We're doing this on a project I'm currently working on. We just treat the R, G, B values independently and transition from color1 to color2 based on how many "steps" there are in between. We have discrete values so we have a look-up table approach, but you could do the same thing with floating point and just calculate the RGB values dynamically.
If you still have questions, I could post some Java code.
Your code is mostly correct, but you are doing the interpolation backwards: i.e. you are interpolating B->A, then C->B, then D->C, etc. This causes the discontinuity when switching colors.
You should replace this:
colorT.r = colors[colorsIndex].r * p + ( colors[colorsIndex+1].r * ( 1.0 - p ) );
with:
colorT.r = colors[colorsIndex].r * (1.0 - p) + ( colors[colorsIndex+1].r * p );
and the same for the other lines.
Also, as others have said, using a different color space than RGB can provide better looking results.

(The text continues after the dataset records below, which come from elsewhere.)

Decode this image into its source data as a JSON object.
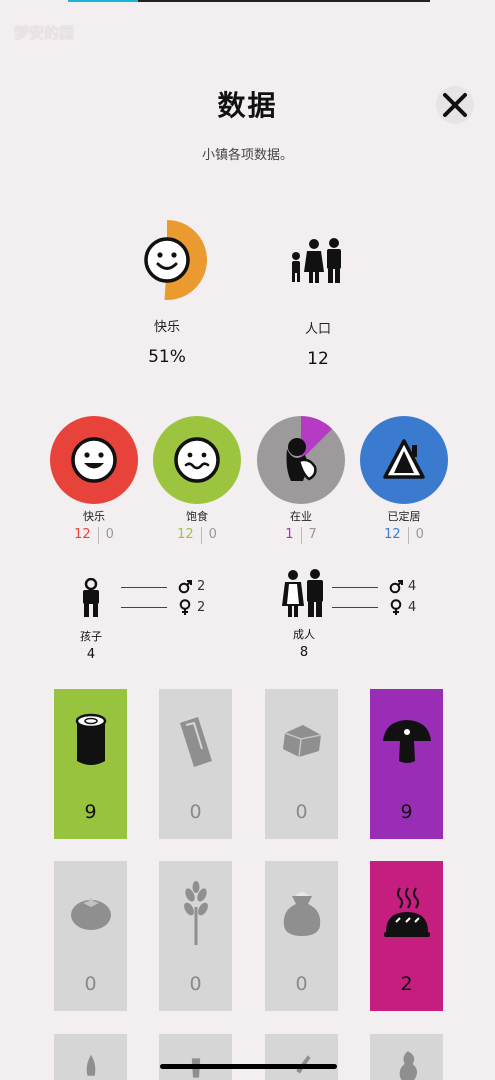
{
  "watermark": "梦安的国",
  "header": {
    "title": "数据",
    "subtitle": "小镇各项数据。"
  },
  "summary": {
    "happiness": {
      "label": "快乐",
      "value": "51%",
      "fraction": 0.51
    },
    "population": {
      "label": "人口",
      "value": "12"
    }
  },
  "circles": [
    {
      "label": "快乐",
      "count": "12",
      "zero": "0",
      "color": "#e8433b",
      "count_color": "#e8433b",
      "icon": "happy-face-icon"
    },
    {
      "label": "饱食",
      "count": "12",
      "zero": "0",
      "color": "#9dc43f",
      "count_color": "#9dc43f",
      "icon": "fed-face-icon"
    },
    {
      "label": "在业",
      "count": "1",
      "zero": "7",
      "color": "#9c9a9b",
      "count_color": "#a833b9",
      "icon": "worker-icon",
      "fill_fraction": 0.125
    },
    {
      "label": "已定居",
      "count": "12",
      "zero": "0",
      "color": "#3a7bd0",
      "count_color": "#3a7bd0",
      "icon": "house-icon"
    }
  ],
  "children": {
    "label": "孩子",
    "value": "4",
    "male": "2",
    "female": "2"
  },
  "adults": {
    "label": "成人",
    "value": "8",
    "male": "4",
    "female": "4"
  },
  "resources": [
    {
      "name": "wood",
      "icon": "log-icon",
      "value": "9",
      "color": "green"
    },
    {
      "name": "plank",
      "icon": "plank-icon",
      "value": "0",
      "color": "grey"
    },
    {
      "name": "stone",
      "icon": "stone-icon",
      "value": "0",
      "color": "grey"
    },
    {
      "name": "mushroom",
      "icon": "mushroom-icon",
      "value": "9",
      "color": "purple"
    },
    {
      "name": "tomato",
      "icon": "tomato-icon",
      "value": "0",
      "color": "grey"
    },
    {
      "name": "wheat",
      "icon": "wheat-icon",
      "value": "0",
      "color": "grey"
    },
    {
      "name": "flour",
      "icon": "flour-sack-icon",
      "value": "0",
      "color": "grey"
    },
    {
      "name": "bread",
      "icon": "bread-icon",
      "value": "2",
      "color": "pink"
    }
  ]
}
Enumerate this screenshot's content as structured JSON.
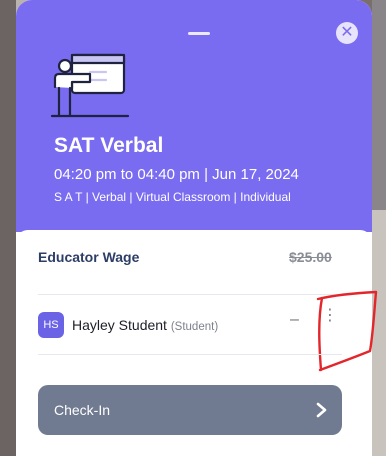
{
  "modal": {
    "title": "SAT Verbal",
    "schedule": "04:20 pm to 04:40 pm | Jun 17, 2024",
    "tags": "S A T | Verbal | Virtual Classroom | Individual",
    "close_glyph": "✕"
  },
  "wage": {
    "label": "Educator Wage",
    "value": "$25.00"
  },
  "student": {
    "initials": "HS",
    "name": "Hayley Student",
    "role": "(Student)",
    "dash": "–",
    "menu_glyph": "⋮"
  },
  "actions": {
    "checkin_label": "Check-In"
  },
  "colors": {
    "header": "#7a6cf0",
    "button": "#707b91",
    "avatar": "#6b63e6",
    "annotation": "#e3262b"
  },
  "icons": {
    "close": "close-icon",
    "class": "classroom-icon",
    "menu": "kebab-menu-icon",
    "chevron": "chevron-right-icon"
  }
}
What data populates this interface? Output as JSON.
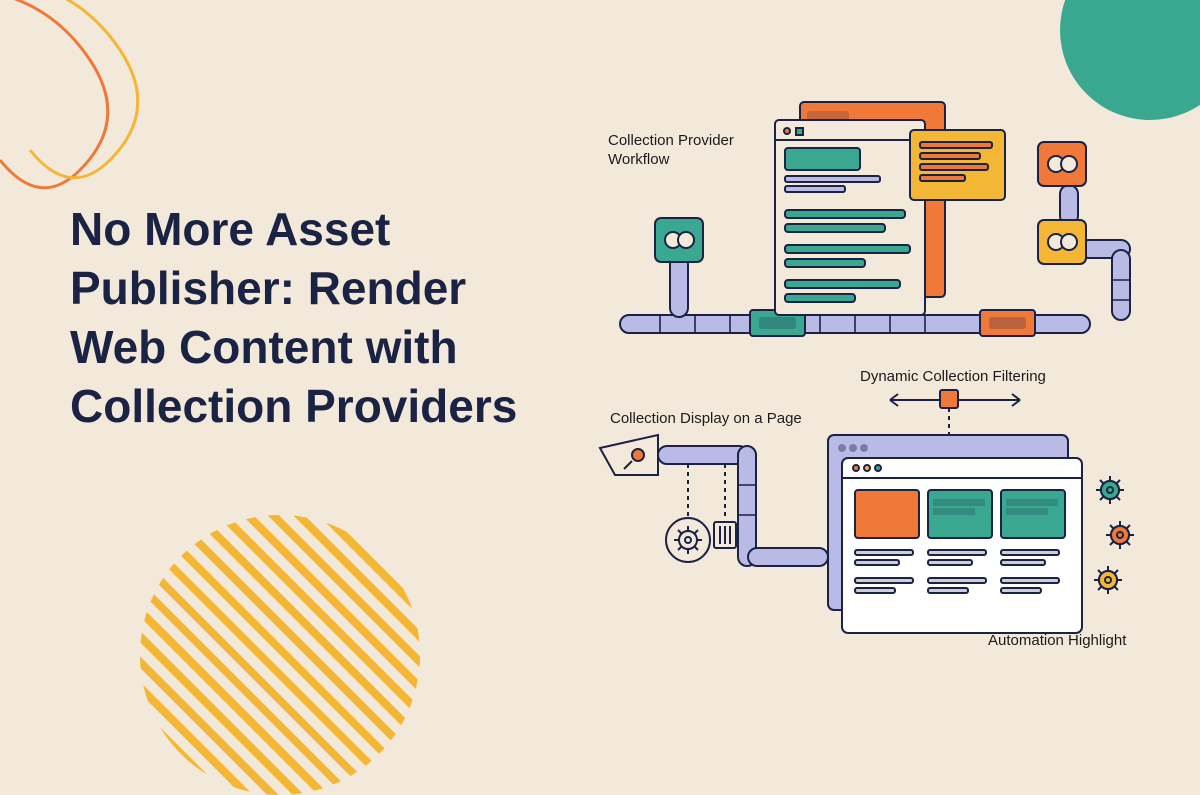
{
  "headline": "No More Asset Publisher: Render Web Content with Collection Providers",
  "labels": {
    "workflow": "Collection Provider Workflow",
    "display": "Collection Display on a Page",
    "filter": "Dynamic Collection Filtering",
    "automation": "Automation Highlight"
  },
  "palette": {
    "bg": "#f3e9da",
    "navy": "#1a2344",
    "teal": "#3aa891",
    "orange": "#f07838",
    "amber": "#f4b635",
    "lilac": "#b9bbe6"
  }
}
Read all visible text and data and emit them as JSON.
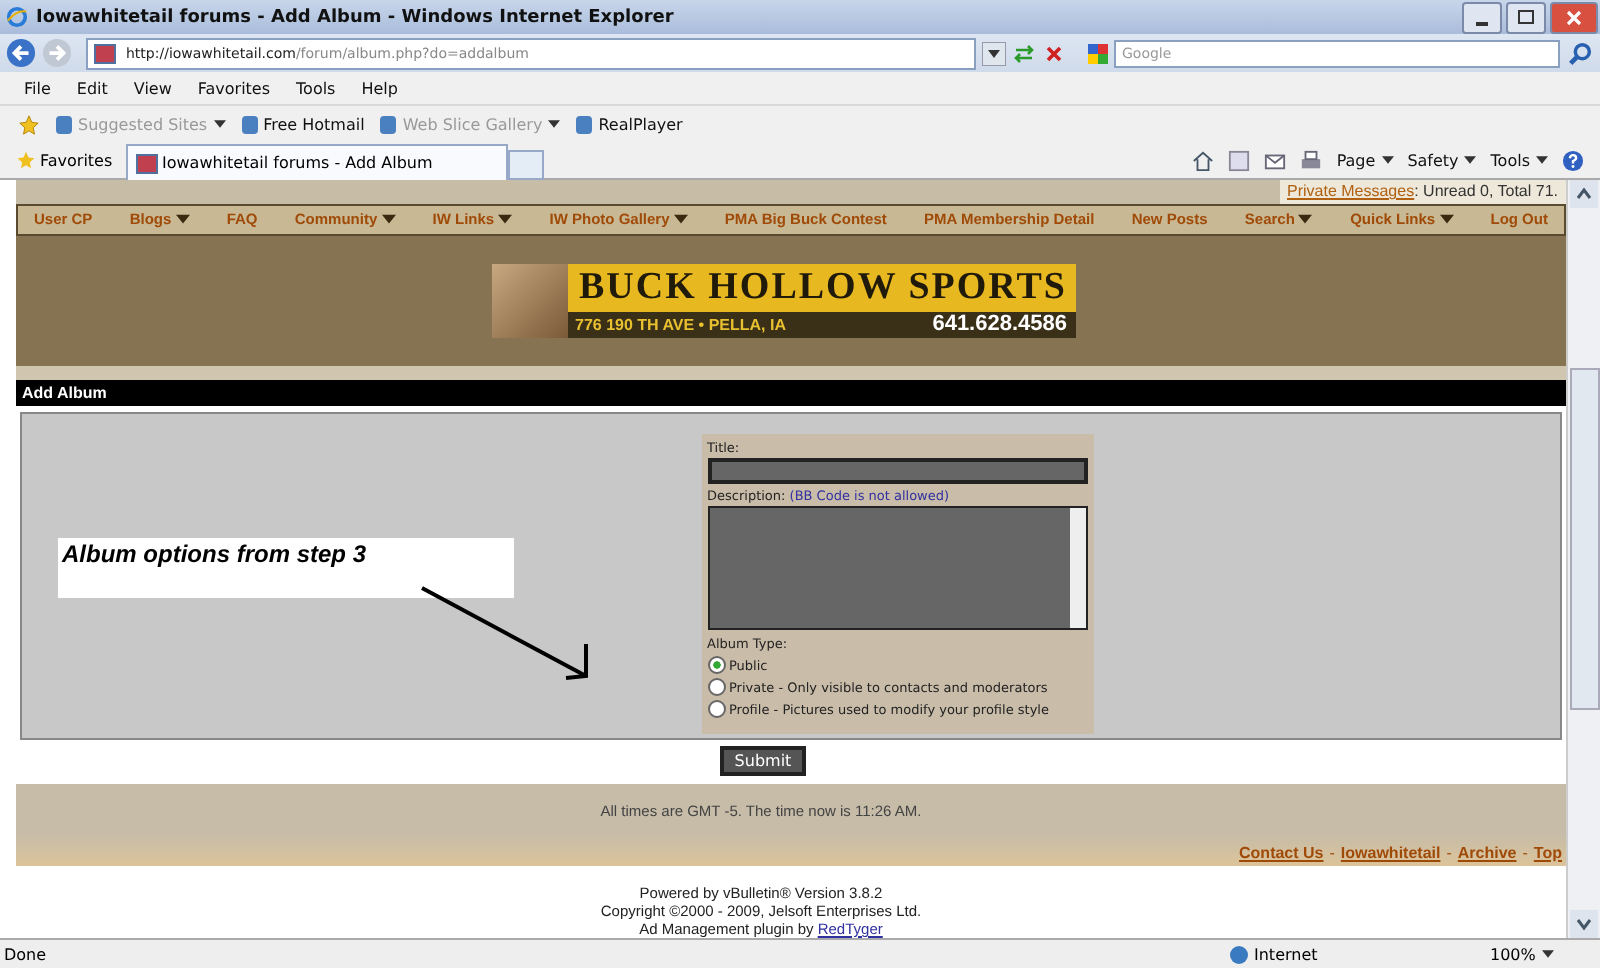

What you've got already looks very good, but I'd simplify the math a little bit:
int millisNow = ofGetElapsedTimeMillis();
int millisSinceLastCheck = millisNow % timerPeriod;
int colorsIndex = (millisNow / timerPerod) % (colors.size() - 1);
float p = (float)(millisSinceLastCheck) / (float)(timePeriod);
colorT.r = colors[colorsIndex+1].r * p + ( colors[colorsIndex].r * ( 1.0 - p ) );
colorT.g = colors[colorsIndex+1].g * p + ( colors[colorsIndex].g * ( 1.0 - p ) );
colorT.b = colors[colorsIndex+1].b * p + ( colors[colorsIndex].b * ( 1.0 - p ) );
colorT.normalize();
Separate the three components (RBG) and interpolate each separately, using the classical interpolation algorithm.